Dr. Klein also proposed that these patients may have had preoperative topographic abnormalities that were undetected because the machines were not sensitive enough or not used correctly. Supporting that possibility is the fact that the submitted scans for some of the patients were of limited detail, making I - S calculations difficult.

According to Dr. Klein, a third possibility is "most tantalizing," and that is that these patients have biomechanically unstable corneas with no preoperative abnormalities detectable using widely available technology.

"I like to think of these cases as a forme fruste keratoconus and that they are unable to withstand the insult of LASIK," Dr. Klein said.

Of interest with respect to that concept, in an analysis of the demographic and operative data for the series of eight cases, age emerged as a potentially remarkable factor for the group. The eight patients in the series were found to be significantly younger than the mean age reported in a previously published series [Randleman, et al. Ophthalmology 2000;110:267-275] for both patients who developed ectasia and control groups.

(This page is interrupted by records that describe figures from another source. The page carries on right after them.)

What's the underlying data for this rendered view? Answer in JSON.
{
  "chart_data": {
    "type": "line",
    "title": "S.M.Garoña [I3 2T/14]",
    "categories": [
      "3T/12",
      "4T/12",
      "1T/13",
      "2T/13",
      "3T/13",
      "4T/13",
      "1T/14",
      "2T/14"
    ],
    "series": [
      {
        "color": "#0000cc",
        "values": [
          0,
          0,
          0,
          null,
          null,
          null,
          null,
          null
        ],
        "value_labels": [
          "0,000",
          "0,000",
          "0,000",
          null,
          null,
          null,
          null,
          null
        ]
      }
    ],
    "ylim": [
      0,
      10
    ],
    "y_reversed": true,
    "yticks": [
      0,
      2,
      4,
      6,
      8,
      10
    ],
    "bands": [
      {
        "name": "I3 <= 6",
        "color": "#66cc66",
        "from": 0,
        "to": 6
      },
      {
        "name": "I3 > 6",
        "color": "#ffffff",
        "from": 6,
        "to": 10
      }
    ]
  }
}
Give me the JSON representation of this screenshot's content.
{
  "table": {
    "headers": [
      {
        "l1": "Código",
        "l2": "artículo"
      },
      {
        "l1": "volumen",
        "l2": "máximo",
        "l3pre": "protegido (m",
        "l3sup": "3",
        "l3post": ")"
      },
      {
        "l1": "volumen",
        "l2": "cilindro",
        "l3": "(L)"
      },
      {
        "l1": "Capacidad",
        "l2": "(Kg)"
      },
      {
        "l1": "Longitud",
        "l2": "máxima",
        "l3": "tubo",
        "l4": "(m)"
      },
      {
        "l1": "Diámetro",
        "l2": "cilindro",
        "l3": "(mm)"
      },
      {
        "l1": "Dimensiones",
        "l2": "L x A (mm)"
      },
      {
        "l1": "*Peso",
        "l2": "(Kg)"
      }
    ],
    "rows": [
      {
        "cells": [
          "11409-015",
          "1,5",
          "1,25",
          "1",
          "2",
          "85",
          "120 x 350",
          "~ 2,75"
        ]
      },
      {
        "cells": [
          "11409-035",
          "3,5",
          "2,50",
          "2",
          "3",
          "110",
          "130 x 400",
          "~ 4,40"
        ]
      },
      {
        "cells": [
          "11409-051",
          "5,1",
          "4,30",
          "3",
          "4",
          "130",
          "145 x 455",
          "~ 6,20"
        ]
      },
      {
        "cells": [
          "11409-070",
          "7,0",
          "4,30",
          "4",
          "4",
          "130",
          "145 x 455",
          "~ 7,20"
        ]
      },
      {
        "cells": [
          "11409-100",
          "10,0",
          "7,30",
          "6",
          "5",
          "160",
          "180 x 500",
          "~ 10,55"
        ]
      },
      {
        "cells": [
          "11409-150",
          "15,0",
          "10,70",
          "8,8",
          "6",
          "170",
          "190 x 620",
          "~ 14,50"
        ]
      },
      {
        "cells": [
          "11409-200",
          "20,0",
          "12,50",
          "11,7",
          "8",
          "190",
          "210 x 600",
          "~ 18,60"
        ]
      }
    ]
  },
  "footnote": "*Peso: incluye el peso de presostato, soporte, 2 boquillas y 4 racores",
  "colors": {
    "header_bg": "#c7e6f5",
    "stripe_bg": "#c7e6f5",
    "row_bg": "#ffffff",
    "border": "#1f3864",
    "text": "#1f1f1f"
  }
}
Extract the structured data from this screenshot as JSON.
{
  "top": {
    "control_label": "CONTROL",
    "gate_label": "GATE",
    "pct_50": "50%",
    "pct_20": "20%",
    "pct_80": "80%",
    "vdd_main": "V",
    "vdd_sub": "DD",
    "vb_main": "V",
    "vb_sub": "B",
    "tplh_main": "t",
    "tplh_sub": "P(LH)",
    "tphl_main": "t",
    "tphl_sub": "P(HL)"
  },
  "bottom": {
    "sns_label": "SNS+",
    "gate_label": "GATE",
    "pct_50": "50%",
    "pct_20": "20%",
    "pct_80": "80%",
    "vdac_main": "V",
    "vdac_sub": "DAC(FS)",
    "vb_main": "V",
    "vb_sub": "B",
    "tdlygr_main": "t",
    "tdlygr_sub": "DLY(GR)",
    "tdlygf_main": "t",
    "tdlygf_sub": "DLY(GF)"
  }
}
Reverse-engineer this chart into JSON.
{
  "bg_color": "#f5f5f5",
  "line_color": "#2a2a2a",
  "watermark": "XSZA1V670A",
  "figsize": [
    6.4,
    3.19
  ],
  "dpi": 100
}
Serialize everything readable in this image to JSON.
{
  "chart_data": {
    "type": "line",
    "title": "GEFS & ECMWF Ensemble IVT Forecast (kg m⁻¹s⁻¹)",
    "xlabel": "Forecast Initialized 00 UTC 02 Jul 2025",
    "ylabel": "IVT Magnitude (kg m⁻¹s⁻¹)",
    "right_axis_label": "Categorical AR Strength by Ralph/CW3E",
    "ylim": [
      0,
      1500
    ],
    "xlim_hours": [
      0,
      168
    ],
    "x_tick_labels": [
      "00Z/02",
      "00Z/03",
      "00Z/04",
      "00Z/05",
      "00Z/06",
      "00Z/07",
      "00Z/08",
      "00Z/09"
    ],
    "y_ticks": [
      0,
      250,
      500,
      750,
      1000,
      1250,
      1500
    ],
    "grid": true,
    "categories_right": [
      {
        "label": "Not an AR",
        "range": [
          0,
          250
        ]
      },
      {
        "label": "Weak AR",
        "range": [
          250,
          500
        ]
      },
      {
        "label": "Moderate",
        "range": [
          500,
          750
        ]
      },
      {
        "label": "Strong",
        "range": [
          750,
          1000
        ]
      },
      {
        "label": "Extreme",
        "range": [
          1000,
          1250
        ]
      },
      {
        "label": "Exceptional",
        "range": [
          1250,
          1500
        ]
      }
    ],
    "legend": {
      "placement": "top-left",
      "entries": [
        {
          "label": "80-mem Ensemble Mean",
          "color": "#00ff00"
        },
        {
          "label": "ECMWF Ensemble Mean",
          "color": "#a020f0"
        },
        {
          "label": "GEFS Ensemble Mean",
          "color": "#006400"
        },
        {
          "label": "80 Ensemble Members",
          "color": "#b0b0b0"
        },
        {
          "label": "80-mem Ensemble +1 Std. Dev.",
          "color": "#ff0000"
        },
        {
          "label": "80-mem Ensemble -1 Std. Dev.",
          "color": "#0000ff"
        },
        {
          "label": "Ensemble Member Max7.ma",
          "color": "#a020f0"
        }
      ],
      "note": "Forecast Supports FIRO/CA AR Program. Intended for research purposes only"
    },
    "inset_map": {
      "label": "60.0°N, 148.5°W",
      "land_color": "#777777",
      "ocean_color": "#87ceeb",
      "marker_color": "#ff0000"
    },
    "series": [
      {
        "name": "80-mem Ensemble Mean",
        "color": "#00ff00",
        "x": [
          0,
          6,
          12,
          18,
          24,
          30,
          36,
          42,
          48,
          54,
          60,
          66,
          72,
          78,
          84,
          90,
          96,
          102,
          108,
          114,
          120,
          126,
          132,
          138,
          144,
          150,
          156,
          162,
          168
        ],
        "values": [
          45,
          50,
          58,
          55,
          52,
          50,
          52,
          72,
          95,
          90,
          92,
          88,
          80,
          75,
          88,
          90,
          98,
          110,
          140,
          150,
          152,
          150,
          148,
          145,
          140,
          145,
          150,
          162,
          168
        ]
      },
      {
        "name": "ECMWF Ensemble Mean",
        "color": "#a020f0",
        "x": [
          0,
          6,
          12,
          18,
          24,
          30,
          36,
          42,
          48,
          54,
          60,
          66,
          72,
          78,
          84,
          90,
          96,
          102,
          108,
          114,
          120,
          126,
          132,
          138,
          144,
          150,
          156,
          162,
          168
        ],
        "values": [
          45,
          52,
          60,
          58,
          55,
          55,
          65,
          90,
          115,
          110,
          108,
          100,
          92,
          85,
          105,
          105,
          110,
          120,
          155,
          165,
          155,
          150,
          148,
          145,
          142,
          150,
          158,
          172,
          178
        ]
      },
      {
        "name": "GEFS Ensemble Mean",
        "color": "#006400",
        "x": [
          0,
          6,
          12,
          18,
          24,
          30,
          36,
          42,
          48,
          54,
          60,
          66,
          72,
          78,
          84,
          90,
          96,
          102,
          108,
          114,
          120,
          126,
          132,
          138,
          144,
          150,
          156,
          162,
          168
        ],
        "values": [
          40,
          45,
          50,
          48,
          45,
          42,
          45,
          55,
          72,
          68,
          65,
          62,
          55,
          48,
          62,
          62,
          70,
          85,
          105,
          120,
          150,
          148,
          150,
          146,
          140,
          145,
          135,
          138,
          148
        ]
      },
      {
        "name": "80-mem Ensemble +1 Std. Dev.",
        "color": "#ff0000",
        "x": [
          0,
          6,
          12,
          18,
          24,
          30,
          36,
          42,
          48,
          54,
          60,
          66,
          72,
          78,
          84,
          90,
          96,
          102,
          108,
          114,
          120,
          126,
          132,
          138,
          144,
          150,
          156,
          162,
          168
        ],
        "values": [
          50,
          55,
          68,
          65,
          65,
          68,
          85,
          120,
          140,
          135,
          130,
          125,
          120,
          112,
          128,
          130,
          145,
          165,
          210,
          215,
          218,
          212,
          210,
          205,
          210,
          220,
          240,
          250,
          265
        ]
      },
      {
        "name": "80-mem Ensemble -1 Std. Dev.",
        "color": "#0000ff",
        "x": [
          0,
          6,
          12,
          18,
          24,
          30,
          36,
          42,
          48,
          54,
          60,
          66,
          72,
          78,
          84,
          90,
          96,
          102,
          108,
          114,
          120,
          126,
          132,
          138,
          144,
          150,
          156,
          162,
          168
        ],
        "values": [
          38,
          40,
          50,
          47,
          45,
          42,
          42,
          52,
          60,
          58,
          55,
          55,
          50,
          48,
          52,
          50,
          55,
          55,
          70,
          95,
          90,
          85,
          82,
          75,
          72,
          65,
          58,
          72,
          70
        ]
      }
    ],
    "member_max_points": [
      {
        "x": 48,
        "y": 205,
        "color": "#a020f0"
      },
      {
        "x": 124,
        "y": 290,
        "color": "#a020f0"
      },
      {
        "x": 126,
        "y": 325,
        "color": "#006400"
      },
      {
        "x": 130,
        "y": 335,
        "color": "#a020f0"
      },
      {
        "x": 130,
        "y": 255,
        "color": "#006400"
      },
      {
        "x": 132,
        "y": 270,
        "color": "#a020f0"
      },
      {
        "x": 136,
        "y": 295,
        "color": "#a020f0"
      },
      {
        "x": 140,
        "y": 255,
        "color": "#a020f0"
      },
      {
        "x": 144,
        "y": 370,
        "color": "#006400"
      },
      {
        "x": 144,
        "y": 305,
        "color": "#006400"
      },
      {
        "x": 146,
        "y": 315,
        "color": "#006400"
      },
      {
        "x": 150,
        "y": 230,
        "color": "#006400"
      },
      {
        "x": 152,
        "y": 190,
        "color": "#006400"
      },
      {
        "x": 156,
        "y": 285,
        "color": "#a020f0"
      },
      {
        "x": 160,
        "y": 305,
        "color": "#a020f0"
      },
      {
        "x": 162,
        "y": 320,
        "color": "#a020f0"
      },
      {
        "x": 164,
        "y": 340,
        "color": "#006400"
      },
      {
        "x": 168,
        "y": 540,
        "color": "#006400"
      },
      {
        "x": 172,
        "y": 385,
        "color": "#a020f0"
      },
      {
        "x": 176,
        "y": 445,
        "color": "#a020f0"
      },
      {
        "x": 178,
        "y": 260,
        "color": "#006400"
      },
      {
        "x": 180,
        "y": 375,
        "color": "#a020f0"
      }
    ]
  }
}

"Perhaps some of these patients might have eventually developed keratoconus even if they had not undergone LASIK, but the surgery accelerated the onset," Dr. Klein explained. "However, our data suggest that the risk of ectasia in the absence of known risk factors may be higher in younger patients."

Dr. Klein also noted that as one of its limitations, the cases in this retrospective study were contributed by multiple different surgeons who used different techniques and technology, including a number of different microkeratomes, lasers, and pachymeters.